Cumhuriyet'in yazı dizisinden: Onlarda haber, bizde suç!
Barış sürecinde Kandil'de yapılan röportajların savcılık tarafından delil sayılması Cumhuriyet'in yazı dizisinin bugünkü konusu oldu.
Cumhuriyet gazetesinin yönetici ve yazarlarına yönelik olarak
düzenlenen operasyona ilişkin yayımladığı yazı dizisinin dokuzuncu
bölümünde, barış sürecinde Kandil'de yapılan röportajların savcılık
tarafından delil sayılması ele alındı.
Kemal Göktaş, Canan Coşkun, Alican Uludağ ve Sinan Tartanoğlu'nun
imzalarıyla yayımlanan dizinin "Onlarda haber Cumhuriyet’te suç!"

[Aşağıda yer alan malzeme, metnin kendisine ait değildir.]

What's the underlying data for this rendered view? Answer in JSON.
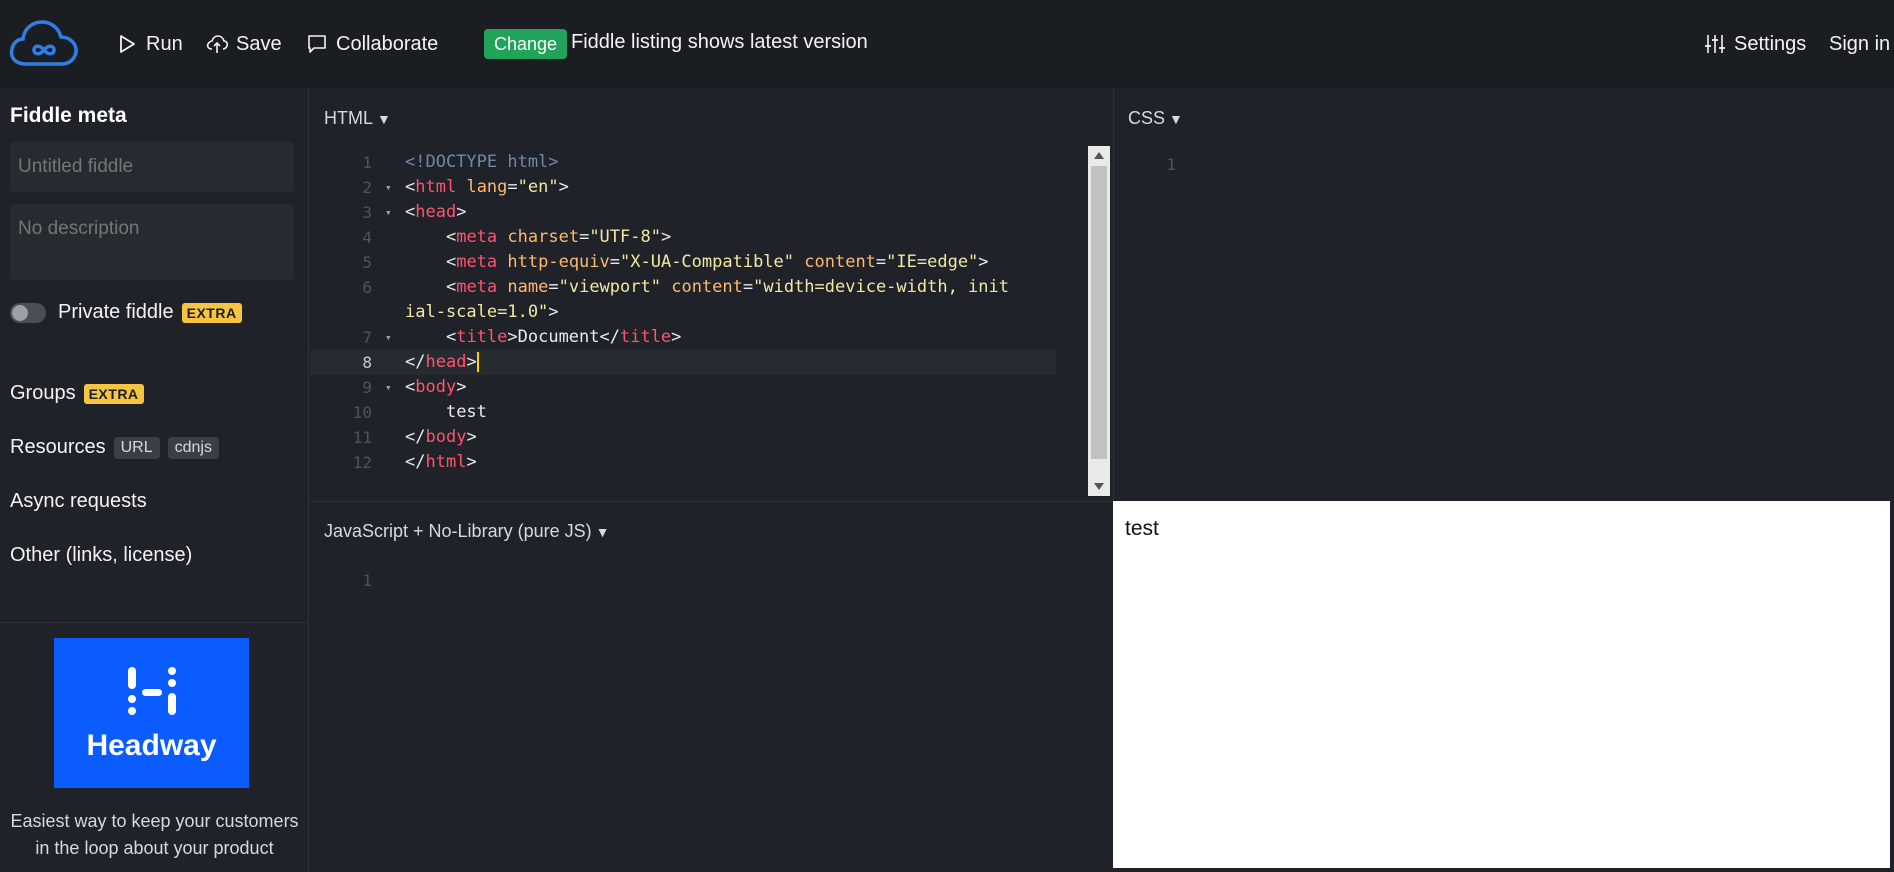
{
  "topbar": {
    "run_label": "Run",
    "save_label": "Save",
    "collaborate_label": "Collaborate",
    "change_badge": "Change",
    "change_text": "Fiddle listing shows latest version",
    "settings_label": "Settings",
    "signin_label": "Sign in"
  },
  "sidebar": {
    "title": "Fiddle meta",
    "title_placeholder": "Untitled fiddle",
    "description_placeholder": "No description",
    "private_label": "Private fiddle",
    "extra_badge": "EXTRA",
    "groups_label": "Groups",
    "resources_label": "Resources",
    "resources_url_chip": "URL",
    "resources_cdnjs_chip": "cdnjs",
    "async_label": "Async requests",
    "other_label": "Other (links, license)",
    "ad": {
      "brand": "Headway",
      "text_line1": "Easiest way to keep your customers",
      "text_line2": "in the loop about your product"
    }
  },
  "panels": {
    "html_title": "HTML",
    "css_title": "CSS",
    "js_title": "JavaScript + No-Library (pure JS)",
    "caret": "▼"
  },
  "html_code": {
    "line_numbers": [
      "1",
      "2",
      "3",
      "4",
      "5",
      "6",
      "7",
      "8",
      "9",
      "10",
      "11",
      "12"
    ]
  },
  "css_code": {
    "line_numbers": [
      "1"
    ]
  },
  "js_code": {
    "line_numbers": [
      "1"
    ]
  },
  "result": {
    "text": "test"
  },
  "colors": {
    "accent_green": "#22a35a",
    "extra_yellow": "#f5c542",
    "headway_blue": "#0b5cff",
    "logo_blue": "#2f7fe6"
  }
}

başlıklı dokuzuncu bölümünde, "Savcılık dosya genelindeki gerçeği
perdeleme geleneğini haberlerimizi suçlama konusu yaparken de
sürdürdü. PKK ile çözüm sürecindeyken yapılan röportajları delil
saydı. Oysa çözüm sürecinde başka basın yayın organlarından çok
sayıda gazeteci Kandil’e giderek PKK yöneticileriyle röportaj
yaptı. Ama savcı bunları görmezden geldi" ifadesi kullanıldı.
Cumhuriyet gazetesinde bugün yayımlanan dizinin dokuzuncu bölümü
şöyle:
Savcılık dosya genelindeki gerçeği perdeleme geleneğini
haberlerimizi suçlama konusu yaparken de sürdürdü. PKK ile çözüm
sürecindeyken yapılan röportajları delil olarak dosyaya koydu,
ancak kısa bir arşiv taraması, çözüm sürecinde başka basın yayın
organlarından çok sayıda gazetecinin PKK yöneticileriyle röportaj
yaptığını ortaya koyuyor.
Kandil röportajları
Cumhuriyet soruşturmasında Ahmet Şık’ın 16 Mart 2015’te “Ya Apo
Kandil’e ya Biz İmralı’ya”, Ayşe Yıldırım’ın 2 Haziran 2015’te
“Demirtaş Ölümü Bile Göze Aldı” başlığıyla yayımlanan KCK Yürütme
Konseyi Eşbaşkanı Cemil Bayık ile yaptığı röportajlar suçlama
konusu yapıldı. Röportajların yayımlandığı tarihte çözüm süreci
devam ediyordu. Çözüm sürecinde Kandil’de ve hatta yurtiçinde
dağlık alanlarda PKK’lilerle yapılan yüzlerce röportaj yayımlandı.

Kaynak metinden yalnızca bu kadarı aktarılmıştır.